Anatomy of a Chuckatuck oyster roast
It is only a two-hour event, but it takes days of setup, take down and cleanup. It requires the services of all club members and many volunteers, to whom we are grateful.
Every year, rain or shine, it is a sellout. A thousand and fifty tickets were sold and most showed up with huge appetites for an unlimited meal of steamed oysters, raw if you desire, clam chowder, hot sauce and crackers.
Oh yes, unlimited beer, but I only saw one person imbibing, and I don’t understand all that traffic to the portable toilets … it must be the oysters.
Every Ruritan member is a specialist and gets the same job every year until … age is the primary factor, and the stronger ones get to ferry, via wheelbarrows, the steaming oysters to the &uot;dining tables,&uot; more often referred to as troughs. Each of the eight tables is a hundred feet long, and under them are containers for trash and others for oyster shells, because we recycle the shells back in the rivers to encourage more oysters. Incidentally, ours came from Texas.
Ruritan experts make the clam chowder from scratch in a special cooker. The oyster cooker is a cinderblock firebox, four feet wide, 42-feet long and about three feet high, completely filled with burning coals. On top are 5/8-inch thick steel plates, the length of the cooker. Near the middle is the truckload of oysters, about 130 bushels, and these are dumped on a steel-bed truck, washed with a fire hose, and then attacked by several husky men armed with large shovels, who spread them the length of the cooker.

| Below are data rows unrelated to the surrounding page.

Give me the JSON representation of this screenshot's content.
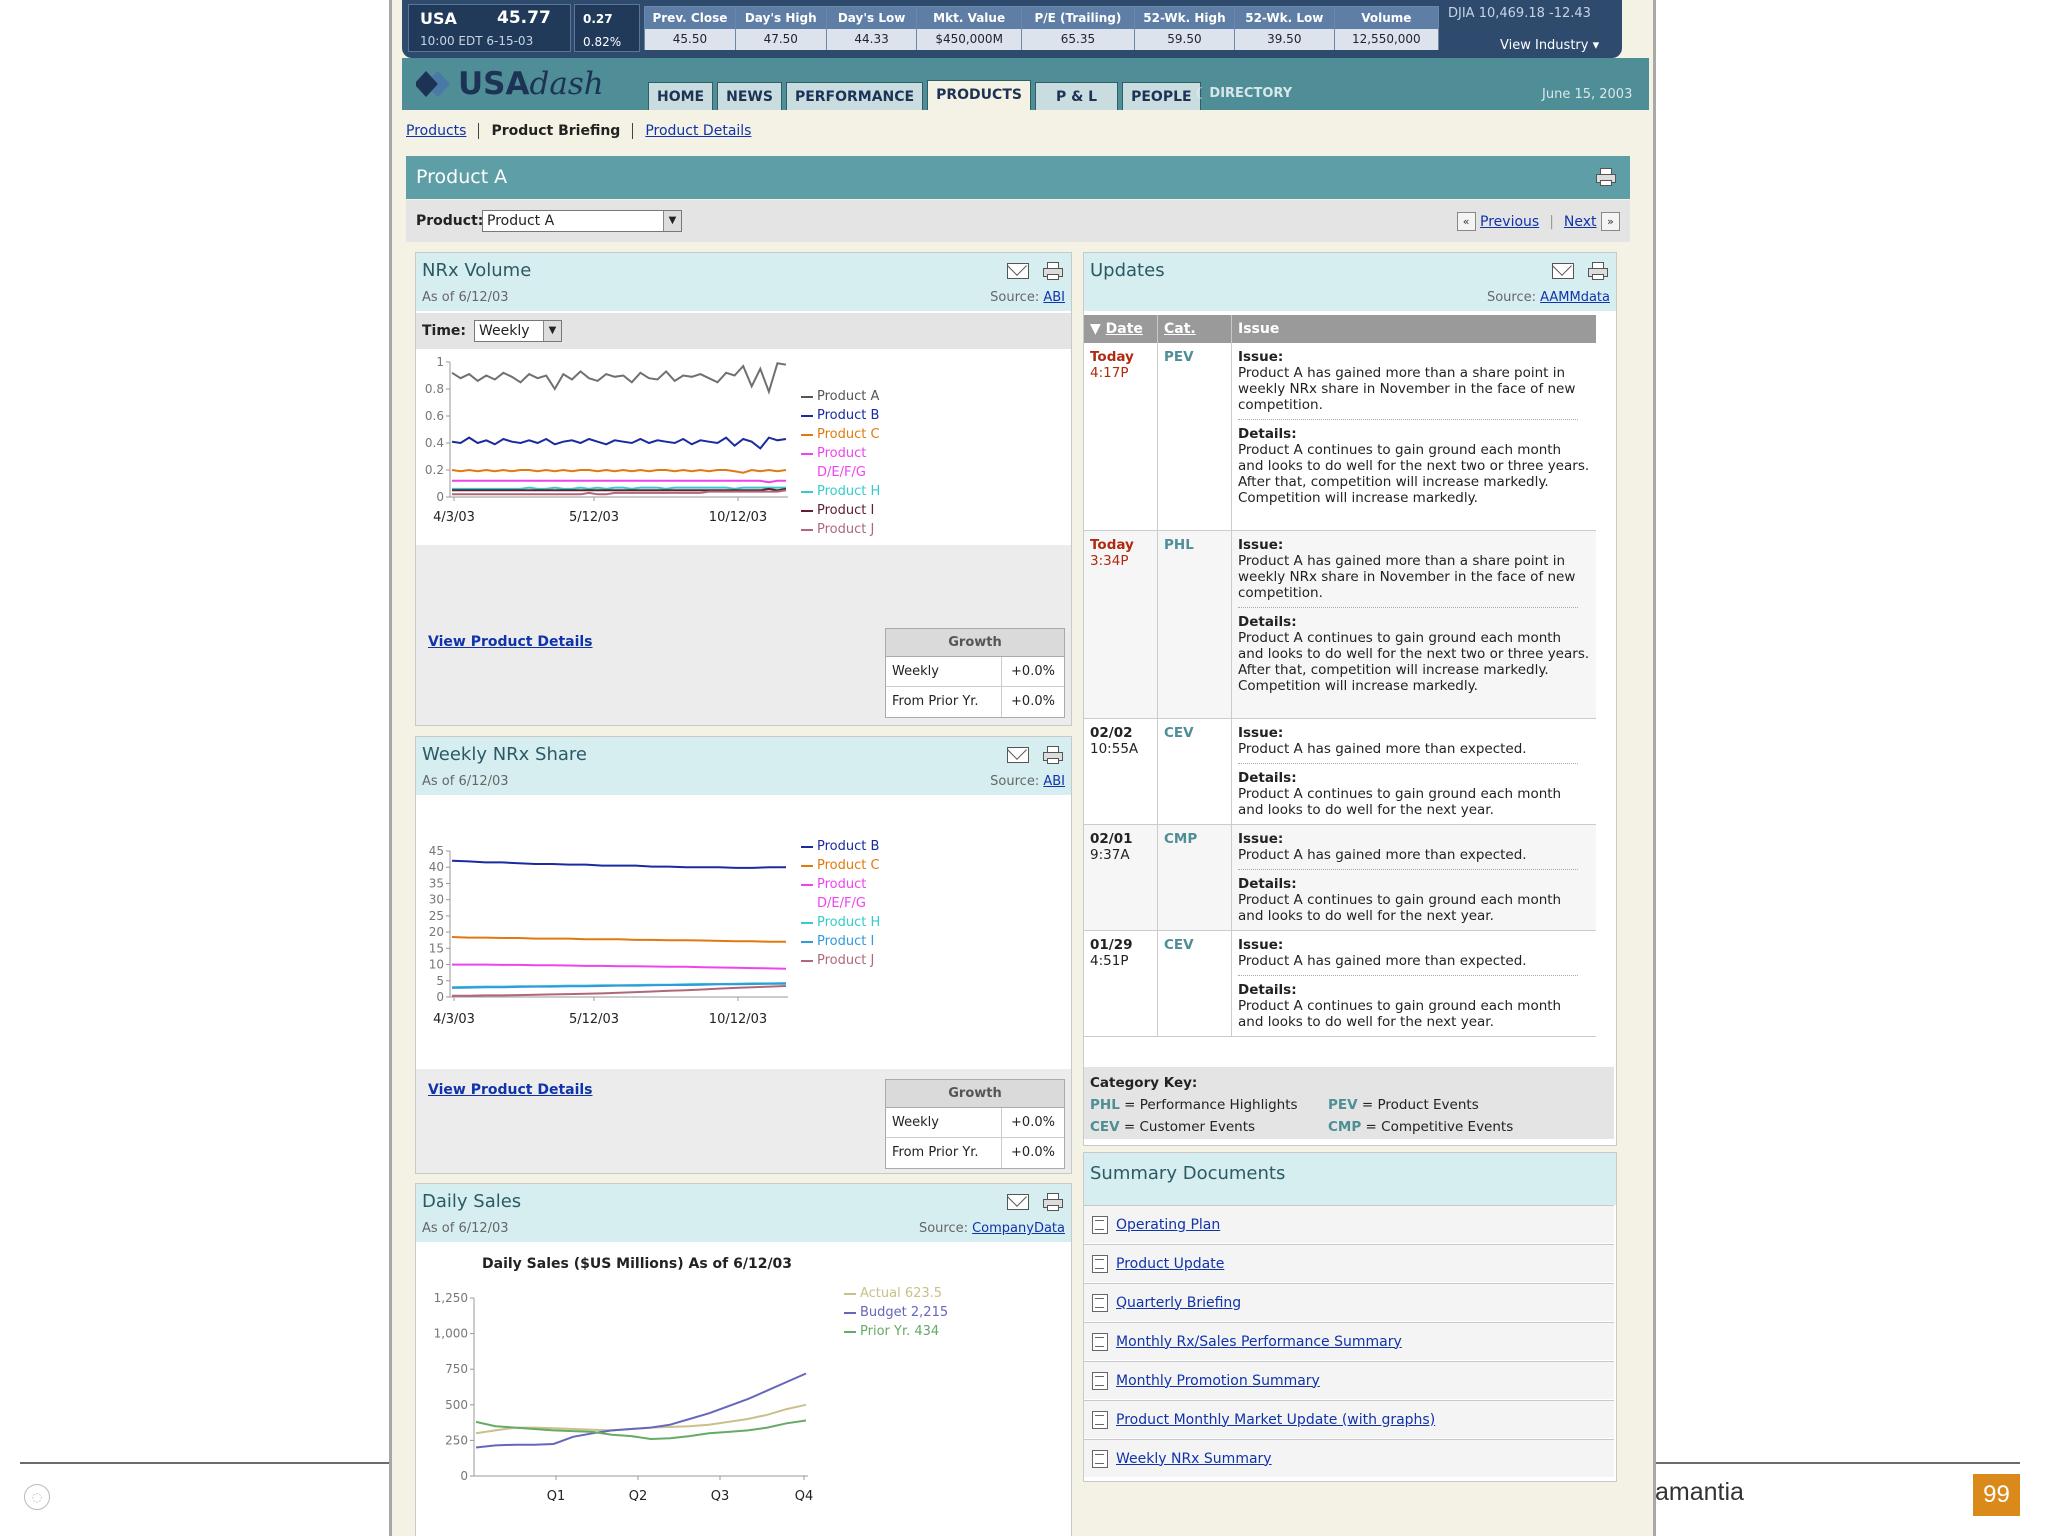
{
  "ticker": {
    "symbol": "USA",
    "price": "45.77",
    "change": "0.27",
    "change_pct": "0.82%",
    "time": "10:00 EDT 6-15-03",
    "stats": [
      {
        "label": "Prev. Close",
        "value": "45.50"
      },
      {
        "label": "Day's High",
        "value": "47.50"
      },
      {
        "label": "Day's Low",
        "value": "44.33"
      },
      {
        "label": "Mkt. Value",
        "value": "$450,000M"
      },
      {
        "label": "P/E (Trailing)",
        "value": "65.35"
      },
      {
        "label": "52-Wk. High",
        "value": "59.50"
      },
      {
        "label": "52-Wk. Low",
        "value": "39.50"
      },
      {
        "label": "Volume",
        "value": "12,550,000"
      }
    ],
    "djia": "DJIA  10,469.18  -12.43",
    "view_industry": "View Industry ▾"
  },
  "nav": {
    "logo_bold": "USA",
    "logo_italic": "dash",
    "tabs": [
      "HOME",
      "NEWS",
      "PERFORMANCE",
      "PRODUCTS",
      "P & L",
      "PEOPLE"
    ],
    "active_tab": "PRODUCTS",
    "directory": "❨ DIRECTORY",
    "date": "June 15, 2003"
  },
  "breadcrumbs": {
    "products": "Products",
    "briefing": "Product Briefing",
    "details": "Product Details"
  },
  "product": {
    "title": "Product A",
    "selector_label": "Product:",
    "selected": "Product A",
    "previous": "Previous",
    "next": "Next"
  },
  "nrx_volume": {
    "title": "NRx Volume",
    "as_of": "As of 6/12/03",
    "source_label": "Source:",
    "source": "ABI",
    "time_label": "Time:",
    "time_value": "Weekly",
    "view_link": "View Product Details",
    "growth_header": "Growth",
    "growth_weekly_label": "Weekly",
    "growth_weekly": "+0.0%",
    "growth_prior_label": "From Prior Yr.",
    "growth_prior": "+0.0%"
  },
  "weekly_share": {
    "title": "Weekly NRx Share",
    "as_of": "As of 6/12/03",
    "source_label": "Source:",
    "source": "ABI",
    "view_link": "View Product Details",
    "growth_header": "Growth",
    "growth_weekly_label": "Weekly",
    "growth_weekly": "+0.0%",
    "growth_prior_label": "From Prior Yr.",
    "growth_prior": "+0.0%"
  },
  "daily_sales": {
    "title": "Daily Sales",
    "as_of": "As of 6/12/03",
    "source_label": "Source:",
    "source": "CompanyData"
  },
  "updates": {
    "title": "Updates",
    "source_label": "Source:",
    "source": "AAMMdata",
    "col_date": "Date",
    "col_cat": "Cat.",
    "col_issue": "Issue",
    "issue_label": "Issue:",
    "details_label": "Details:",
    "rows": [
      {
        "d1": "Today",
        "d2": "4:17P",
        "red": true,
        "cat": "PEV",
        "issue": "Product A has gained more than a share point in weekly NRx share in November in the face of new competition.",
        "details": "Product A continues to gain ground each month and looks to do well for the next two or three years. After that, competition will increase markedly. Competition will increase markedly."
      },
      {
        "d1": "Today",
        "d2": "3:34P",
        "red": true,
        "cat": "PHL",
        "issue": "Product A has gained more than a share point in weekly NRx share in November in the face of new competition.",
        "details": "Product A continues to gain ground each month and looks to do well for the next two or three years. After that, competition will increase markedly. Competition will increase markedly."
      },
      {
        "d1": "02/02",
        "d2": "10:55A",
        "red": false,
        "cat": "CEV",
        "issue": "Product A has gained more than expected.",
        "details": "Product A continues to gain ground each month and looks to do well for the next year."
      },
      {
        "d1": "02/01",
        "d2": "9:37A",
        "red": false,
        "cat": "CMP",
        "issue": "Product A has gained more than expected.",
        "details": "Product A continues to gain ground each month and looks to do well for the next year."
      },
      {
        "d1": "01/29",
        "d2": "4:51P",
        "red": false,
        "cat": "CEV",
        "issue": "Product A has gained more than expected.",
        "details": "Product A continues to gain ground each month and looks to do well for the next year."
      }
    ],
    "category_key_title": "Category Key:",
    "keys": [
      {
        "code": "PHL",
        "label": "= Performance Highlights"
      },
      {
        "code": "PEV",
        "label": "= Product Events"
      },
      {
        "code": "CEV",
        "label": "= Customer Events"
      },
      {
        "code": "CMP",
        "label": "= Competitive Events"
      }
    ]
  },
  "summary_docs": {
    "title": "Summary Documents",
    "items": [
      "Operating Plan",
      "Product Update",
      "Quarterly Briefing",
      "Monthly Rx/Sales Performance Summary",
      "Monthly Promotion Summary",
      "Product Monthly Market Update (with graphs)",
      "Weekly NRx Summary"
    ]
  },
  "slide_footer": {
    "text": "amantia",
    "page": "99"
  },
  "chart_data": [
    {
      "type": "line",
      "title": "",
      "x_tick_labels": [
        "4/3/03",
        "5/12/03",
        "10/12/03"
      ],
      "ylim": [
        0,
        1
      ],
      "y_ticks": [
        "0",
        "0.2",
        "0.4",
        "0.6",
        "0.8",
        "1"
      ],
      "series": [
        {
          "name": "Product A",
          "color": "#707070",
          "values": [
            0.92,
            0.88,
            0.91,
            0.86,
            0.9,
            0.87,
            0.92,
            0.89,
            0.85,
            0.91,
            0.88,
            0.9,
            0.8,
            0.91,
            0.87,
            0.93,
            0.88,
            0.86,
            0.91,
            0.89,
            0.9,
            0.85,
            0.92,
            0.88,
            0.87,
            0.93,
            0.86,
            0.9,
            0.89,
            0.91,
            0.88,
            0.85,
            0.92,
            0.9,
            0.97,
            0.82,
            0.95,
            0.78,
            0.99,
            0.98
          ]
        },
        {
          "name": "Product B",
          "color": "#1a2aa0",
          "values": [
            0.41,
            0.4,
            0.44,
            0.4,
            0.42,
            0.39,
            0.43,
            0.41,
            0.4,
            0.42,
            0.4,
            0.43,
            0.39,
            0.41,
            0.42,
            0.4,
            0.43,
            0.41,
            0.39,
            0.42,
            0.41,
            0.4,
            0.43,
            0.4,
            0.42,
            0.41,
            0.4,
            0.43,
            0.39,
            0.42,
            0.41,
            0.4,
            0.44,
            0.38,
            0.43,
            0.41,
            0.36,
            0.44,
            0.42,
            0.43
          ]
        },
        {
          "name": "Product C",
          "color": "#e07a10",
          "values": [
            0.2,
            0.19,
            0.2,
            0.19,
            0.2,
            0.19,
            0.2,
            0.19,
            0.2,
            0.2,
            0.19,
            0.2,
            0.19,
            0.2,
            0.19,
            0.2,
            0.2,
            0.19,
            0.2,
            0.19,
            0.2,
            0.19,
            0.2,
            0.19,
            0.2,
            0.2,
            0.19,
            0.2,
            0.19,
            0.2,
            0.19,
            0.2,
            0.2,
            0.19,
            0.18,
            0.2,
            0.19,
            0.2,
            0.19,
            0.2
          ]
        },
        {
          "name": "Product D/E/F/G",
          "color": "#ee44ee",
          "values": [
            0.12,
            0.12,
            0.12,
            0.12,
            0.12,
            0.12,
            0.12,
            0.12,
            0.12,
            0.12,
            0.12,
            0.12,
            0.12,
            0.12,
            0.12,
            0.12,
            0.12,
            0.12,
            0.12,
            0.12,
            0.12,
            0.12,
            0.12,
            0.12,
            0.12,
            0.12,
            0.12,
            0.12,
            0.12,
            0.12,
            0.12,
            0.12,
            0.12,
            0.12,
            0.12,
            0.12,
            0.12,
            0.11,
            0.12,
            0.12
          ]
        },
        {
          "name": "Product H",
          "color": "#33cccc",
          "values": [
            0.06,
            0.06,
            0.06,
            0.06,
            0.06,
            0.06,
            0.06,
            0.06,
            0.06,
            0.07,
            0.06,
            0.06,
            0.07,
            0.06,
            0.06,
            0.07,
            0.06,
            0.07,
            0.06,
            0.07,
            0.07,
            0.06,
            0.07,
            0.07,
            0.07,
            0.06,
            0.07,
            0.07,
            0.07,
            0.07,
            0.07,
            0.07,
            0.07,
            0.06,
            0.07,
            0.07,
            0.07,
            0.07,
            0.07,
            0.07
          ]
        },
        {
          "name": "Product I",
          "color": "#602030",
          "values": [
            0.05,
            0.05,
            0.05,
            0.05,
            0.05,
            0.05,
            0.05,
            0.05,
            0.05,
            0.05,
            0.05,
            0.05,
            0.05,
            0.05,
            0.05,
            0.05,
            0.05,
            0.05,
            0.05,
            0.05,
            0.05,
            0.05,
            0.05,
            0.05,
            0.05,
            0.05,
            0.05,
            0.05,
            0.05,
            0.05,
            0.05,
            0.05,
            0.05,
            0.05,
            0.05,
            0.05,
            0.05,
            0.06,
            0.05,
            0.06
          ]
        },
        {
          "name": "Product J",
          "color": "#b06878",
          "values": [
            0.02,
            0.02,
            0.02,
            0.02,
            0.02,
            0.02,
            0.02,
            0.02,
            0.02,
            0.02,
            0.02,
            0.02,
            0.02,
            0.02,
            0.02,
            0.02,
            0.03,
            0.02,
            0.02,
            0.03,
            0.03,
            0.03,
            0.03,
            0.03,
            0.03,
            0.03,
            0.03,
            0.03,
            0.03,
            0.03,
            0.04,
            0.04,
            0.04,
            0.04,
            0.04,
            0.04,
            0.04,
            0.04,
            0.04,
            0.05
          ]
        }
      ]
    },
    {
      "type": "line",
      "title": "",
      "x_tick_labels": [
        "4/3/03",
        "5/12/03",
        "10/12/03"
      ],
      "ylim": [
        0,
        45
      ],
      "y_ticks": [
        "0",
        "5",
        "10",
        "15",
        "20",
        "25",
        "30",
        "35",
        "40",
        "45"
      ],
      "series": [
        {
          "name": "Product B",
          "color": "#1a2aa0",
          "values": [
            42,
            41.8,
            41.5,
            41.5,
            41.2,
            41,
            41,
            40.8,
            40.8,
            40.5,
            40.5,
            40.5,
            40.2,
            40.2,
            40,
            40,
            40,
            39.8,
            39.8,
            40,
            40
          ]
        },
        {
          "name": "Product C",
          "color": "#e07a10",
          "values": [
            18.5,
            18.3,
            18.3,
            18.2,
            18.2,
            18,
            18,
            18,
            17.8,
            17.8,
            17.8,
            17.6,
            17.6,
            17.5,
            17.5,
            17.4,
            17.3,
            17.2,
            17.2,
            17,
            17
          ]
        },
        {
          "name": "Product D/E/F/G",
          "color": "#ee44ee",
          "values": [
            10,
            10,
            10,
            9.9,
            9.9,
            9.8,
            9.8,
            9.7,
            9.6,
            9.6,
            9.5,
            9.5,
            9.4,
            9.3,
            9.3,
            9.2,
            9.1,
            9,
            8.9,
            8.8,
            8.7
          ]
        },
        {
          "name": "Product H",
          "color": "#33cccc",
          "values": [
            3,
            3.1,
            3.2,
            3.2,
            3.3,
            3.3,
            3.4,
            3.5,
            3.5,
            3.6,
            3.6,
            3.7,
            3.8,
            3.8,
            3.9,
            4,
            4,
            4.1,
            4.2,
            4.2,
            4.3
          ]
        },
        {
          "name": "Product I",
          "color": "#3399dd",
          "values": [
            2.8,
            2.9,
            3,
            3,
            3.1,
            3.2,
            3.2,
            3.3,
            3.3,
            3.4,
            3.5,
            3.5,
            3.6,
            3.7,
            3.7,
            3.8,
            3.9,
            3.9,
            4,
            4.1,
            4.1
          ]
        },
        {
          "name": "Product J",
          "color": "#b06878",
          "values": [
            0.4,
            0.4,
            0.5,
            0.5,
            0.6,
            0.7,
            0.8,
            0.9,
            1,
            1.1,
            1.3,
            1.5,
            1.7,
            1.9,
            2.1,
            2.3,
            2.6,
            2.8,
            3,
            3.2,
            3.4
          ]
        }
      ]
    },
    {
      "type": "line",
      "title": "Daily Sales ($US Millions) As of 6/12/03",
      "x_tick_labels": [
        "Q1",
        "Q2",
        "Q3",
        "Q4"
      ],
      "ylim": [
        0,
        1250
      ],
      "y_ticks": [
        "0",
        "250",
        "500",
        "750",
        "1,000",
        "1,250"
      ],
      "series": [
        {
          "name": "Actual 623.5",
          "color": "#c9c08a",
          "values": [
            300,
            320,
            340,
            340,
            335,
            330,
            325,
            320,
            330,
            340,
            345,
            350,
            360,
            380,
            400,
            430,
            470,
            500
          ]
        },
        {
          "name": "Budget  2,215",
          "color": "#6666bb",
          "values": [
            200,
            215,
            220,
            220,
            225,
            275,
            300,
            320,
            330,
            340,
            360,
            400,
            440,
            490,
            540,
            600,
            660,
            720
          ]
        },
        {
          "name": "Prior Yr. 434",
          "color": "#66aa66",
          "values": [
            380,
            350,
            340,
            330,
            320,
            315,
            310,
            290,
            280,
            260,
            265,
            280,
            300,
            310,
            320,
            340,
            370,
            390
          ]
        }
      ]
    }
  ]
}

The oysters are quickly covered with wet burlap bags and allowed to steam till perfect. At a signal from the crew leader, the bags are removed, thrown back in barrels of water, and the cooking crew then shoves the oysters off into wheelbarrows. I should mention that on this crew are School Board member William Whitley and Suffolk Councilman Joe Barlow.

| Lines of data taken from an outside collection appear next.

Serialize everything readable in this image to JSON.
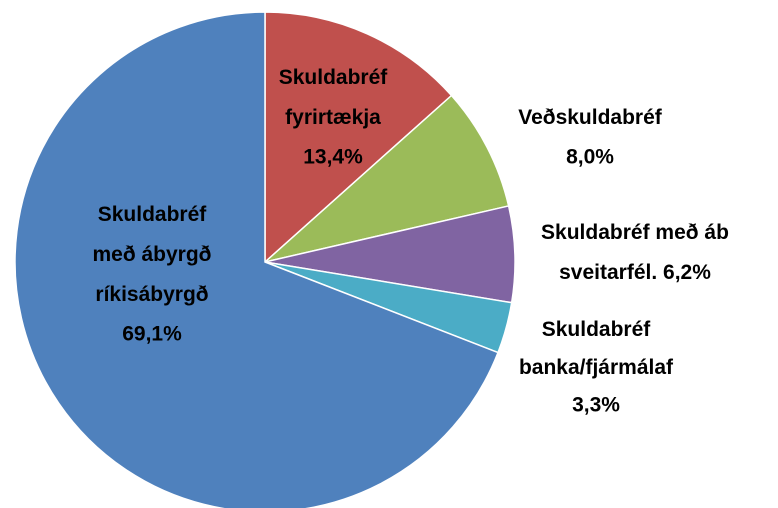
{
  "chart_data": {
    "type": "pie",
    "categories": [
      [
        "Skuldabréf",
        "fyrirtækja"
      ],
      [
        "Veðskuldabréf"
      ],
      [
        "Skuldabréf með áb",
        "sveitarfél."
      ],
      [
        "Skuldabréf",
        "banka/fjármálaf"
      ],
      [
        "Skuldabréf",
        "með ábyrgð",
        "ríkisábyrgð"
      ]
    ],
    "values": [
      13.4,
      8.0,
      6.2,
      3.3,
      69.1
    ],
    "value_labels": [
      "13,4%",
      "8,0%",
      "6,2%",
      "3,3%",
      "69,1%"
    ],
    "colors": [
      "#c0504d",
      "#9bbb59",
      "#8064a2",
      "#4bacc6",
      "#4f81bd"
    ]
  }
}
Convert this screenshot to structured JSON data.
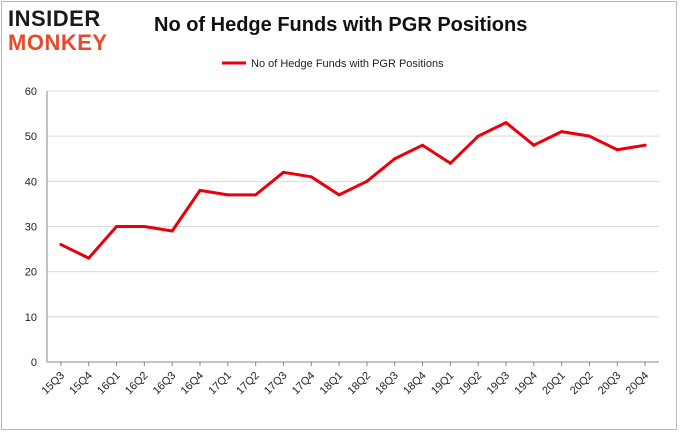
{
  "logo": {
    "line1": "INSIDER",
    "line2": "MONKEY"
  },
  "colors": {
    "series": "#e8000b",
    "grid": "#d9d9d9",
    "axis": "#888888",
    "logo_accent": "#e8492c"
  },
  "chart_data": {
    "type": "line",
    "title": "No of Hedge Funds with PGR Positions",
    "xlabel": "",
    "ylabel": "",
    "ylim": [
      0,
      60
    ],
    "yticks": [
      0,
      10,
      20,
      30,
      40,
      50,
      60
    ],
    "grid": true,
    "legend": "top-center",
    "categories": [
      "15Q3",
      "15Q4",
      "16Q1",
      "16Q2",
      "16Q3",
      "16Q4",
      "17Q1",
      "17Q2",
      "17Q3",
      "17Q4",
      "18Q1",
      "18Q2",
      "18Q3",
      "18Q4",
      "19Q1",
      "19Q2",
      "19Q3",
      "19Q4",
      "20Q1",
      "20Q2",
      "20Q3",
      "20Q4"
    ],
    "series": [
      {
        "name": "No of Hedge Funds with PGR Positions",
        "values": [
          26,
          23,
          30,
          30,
          29,
          38,
          37,
          37,
          42,
          41,
          37,
          40,
          45,
          48,
          44,
          50,
          53,
          48,
          51,
          50,
          47,
          48
        ]
      }
    ]
  }
}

The oysters are then wheeled, the toughest job, to waiting customers at the tables that are spread over an acre.
The patrons show about 3 p.m., are served at 4, and don’t stop shucking until 6. It takes them another hour to finish up and head home.
Then the Ruritans tackle the cleanup, that lasts until well into the night. It’s a tired bunch that will still be cleaning up the next day.
Money? Yes, we make some, and every cent goes back into the community. It’s a fun day, in spite of the hard work, and we are already making changes to make it run even smoother next year.
In a way it reminded me of a shad planking on the Eastern Shore, because a few local &uot;hope-to-be council members&uot; put in an appearance, as do politicians. I doubt very much if there were more than a handful of Suffolk votes in that crowd … they come from everywhere. And they arrive hungry, dressed very casually and sporting heavy left-hand gloves and oyster knives … no time to shake hands.
It is easy to spot any candidate for any office … they do not eat or drink, and they obviously are not dressed to risk oyster juice or hot sauce splashes. One even brought his campaign manager, wearing a tie. We do not allow campaign signs, etc, but if they buy a ticket, they are welcome. Besides, when they don’t eat or drink, the others get more … not that anyone leaves unsated.
I enjoy this event as I do the Chuckatuck Firemen’s fish fries twice each year. Get-togethers like this meld the community citizens. Everyone benefits; the price is always right; profits stay right there where they belong. The ambiance is great, and this year even Mother Nature was kind to us. I will say this … I don’t want to see another oyster until next April.